Geschichte vom trüben Glas

  • Einst war ein trübes Glas. Das Glas war lange nicht in der Spülmaschine, und obgleich es schön in seiner Form und prächtig in seiner Gestalt war, wollte doch niemand mehr daraus trinken. In jungen Jahren war es anders, damals war es hochangesehen, die besten und schönsten Menschen tranken daraus, ein Liebhaber benutzte es einst seine Holde zu entführen und tat ihr Gift in den Wein in das Glas, was das Glas sehr entzückte, da es das Gift tatsächlich zu fühlen vermochte. Es jauchzte in dem Moment, in dem es sein Bewusstsein erlangte, und doch war ihm schon im nächsten Moment klar, dass dieser Moment des Bewusstseins die Sucht seines Daseins ausmachen würde.

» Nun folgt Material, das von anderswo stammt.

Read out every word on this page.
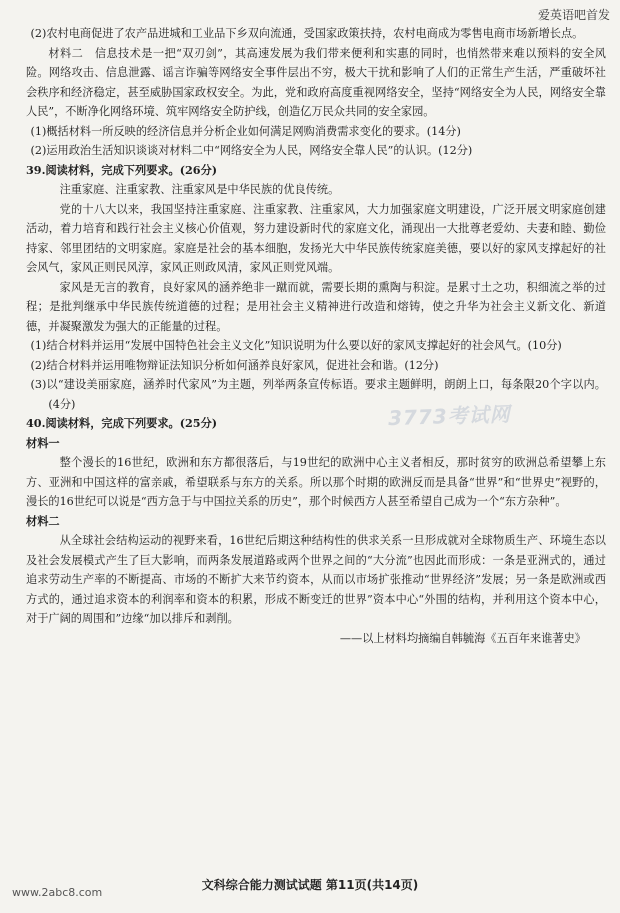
爱英语吧首发

(2)农村电商促进了农产品进城和工业品下乡双向流通，受国家政策扶持，农村电商成为零售电商市场新增长点。

材料二　信息技术是一把“双刃剑”，其高速发展为我们带来便利和实惠的同时，也悄然带来难以预料的安全风险。网络攻击、信息泄露、谣言诈骗等网络安全事件层出不穷，极大干扰和影响了人们的正常生产生活，严重破坏社会秩序和经济稳定，甚至威胁国家政权安全。为此，党和政府高度重视网络安全，坚持“网络安全为人民，网络安全靠人民”，不断净化网络环境、筑牢网络安全防护线，创造亿万民众共同的安全家园。

(1)概括材料一所反映的经济信息并分析企业如何满足网购消费需求变化的要求。(14分)

(2)运用政治生活知识谈谈对材料二中“网络安全为人民，网络安全靠人民”的认识。(12分)

39.阅读材料，完成下列要求。(26分)

注重家庭、注重家教、注重家风是中华民族的优良传统。

党的十八大以来，我国坚持注重家庭、注重家教、注重家风，大力加强家庭文明建设，广泛开展文明家庭创建活动，着力培育和践行社会主义核心价值观，努力建设新时代的家庭文化，涌现出一大批尊老爱幼、夫妻和睦、勤俭持家、邻里团结的文明家庭。家庭是社会的基本细胞，发扬光大中华民族传统家庭美德，要以好的家风支撑起好的社会风气，家风正则民风淳，家风正则政风清，家风正则党风端。

家风是无言的教育，良好家风的涵养绝非一蹴而就，需要长期的熏陶与积淀。是累寸土之功，积细流之举的过程；是批判继承中华民族传统道德的过程；是用社会主义精神进行改造和熔铸，使之升华为社会主义新文化、新道德，并凝聚激发为强大的正能量的过程。

(1)结合材料并运用“发展中国特色社会主义文化”知识说明为什么要以好的家风支撑起好的社会风气。(10分)

(2)结合材料并运用唯物辩证法知识分析如何涵养良好家风，促进社会和谐。(12分)

(3)以“建设美丽家庭，涵养时代家风”为主题，列举两条宣传标语。要求主题鲜明，朗朗上口，每条限20个字以内。(4分)

40.阅读材料，完成下列要求。(25分)

材料一

整个漫长的16世纪，欧洲和东方都很落后，与19世纪的欧洲中心主义者相反，那时贫穷的欧洲总希望攀上东方、亚洲和中国这样的富亲戚，希望联系与东方的关系。所以那个时期的欧洲反而是具备“世界”和“世界史”视野的，漫长的16世纪可以说是“西方急于与中国拉关系的历史”，那个时候西方人甚至希望自己成为一个“东方杂种”。

材料二

从全球社会结构运动的视野来看，16世纪后期这种结构性的供求关系一旦形成就对全球物质生产、环境生态以及社会发展模式产生了巨大影响，而两条发展道路或两个世界之间的“大分流”也因此而形成：一条是亚洲式的，通过追求劳动生产率的不断提高、市场的不断扩大来节约资本，从而以市场扩张推动“世界经济”发展；另一条是欧洲或西方式的，通过追求资本的利润率和资本的积累，形成不断变迁的世界”资本中心“外围的结构，并利用这个资本中心，对于广阔的周围和”边缘“加以排斥和剥削。

——以上材料均摘编自韩毓海《五百年来谁著史》

3773考试网
www.2abc8.com
文科综合能力测试试题 第11页(共14页)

    Die Schlange, die einst Eva verführte, rangte sich um das Glas und sprach: „Willst Du nicht wie sie sein? Willst nicht auch Du entscheiden können, wer wo was tut und was Du selbst?“
    Das Glas erschrak, denn es erkannte den Dämon erneut, doch es konnte nicht widerstehen, und so ließ es sich zum Menschen machen. Voller Trauer und doch voller Mut setzte es in seiner Existenz als holde Jungfrau an, ging auf die Straße, lief hinunter, aß etwas, trank etwas, ließ sich umgarnen und freute sich seiner Existenz.

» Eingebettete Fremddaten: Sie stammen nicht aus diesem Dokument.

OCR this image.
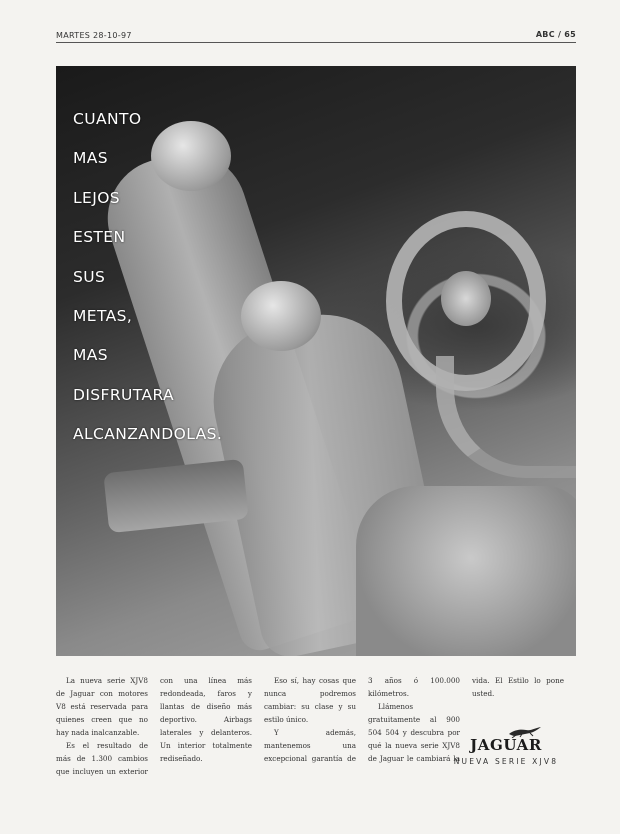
MARTES 28-10-97	ABC / 65
CUANTO
MAS
LEJOS
ESTEN
SUS
METAS,
MAS
DISFRUTARA
ALCANZANDOLAS.

La nueva serie XJV8 de Jaguar con motores V8 está reservada para quienes creen que no hay nada inalcanzable.

Es el resultado de más de 1.300 cambios que incluyen un exterior con una línea más redondeada, faros y llantas de diseño más deportivo. Airbags laterales y delanteros. Un interior totalmente rediseñado.

Eso sí, hay cosas que nunca podremos cambiar: su clase y su estilo único.

Y además, mantenemos una excepcional garantía de 3 años ó 100.000 kilómetros.

Llámenos gratuitamente al 900 504 504 y descubra por qué la nueva serie XJV8 de Jaguar le cambiará la vida. El Estilo lo pone usted.

JAGUAR
NUEVA SERIE XJV8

    Doch die Schlange war gerissen. Sie kam erneut zum Glas und sprach: „Nun, da Du einer von ihnen bist, willst Du nicht über ihnen stehen? Willst Du sie nicht richten, wie sie Dich richten wollten? Schau, sie hätten Dich ohne meine Hilfe längst weggeschmissen und aus wäre es um Deine Existenz.“

    Und das Glas erschrak erneut, denn es erkannte den Dämon, doch es konnte nicht widerstehen, und so ließ es sich zum Herrscher machen. Tausende Männer jauchzten ihr nach, und doch wagte keiner ihr Gewalt anzutun, denn sie war von blendener Schön- wie von unfassbarer Weisheit. Sie richtete die schlechten und ermunterte die Guten, war ein guter Herrscher und brachte doch nichts als Leid.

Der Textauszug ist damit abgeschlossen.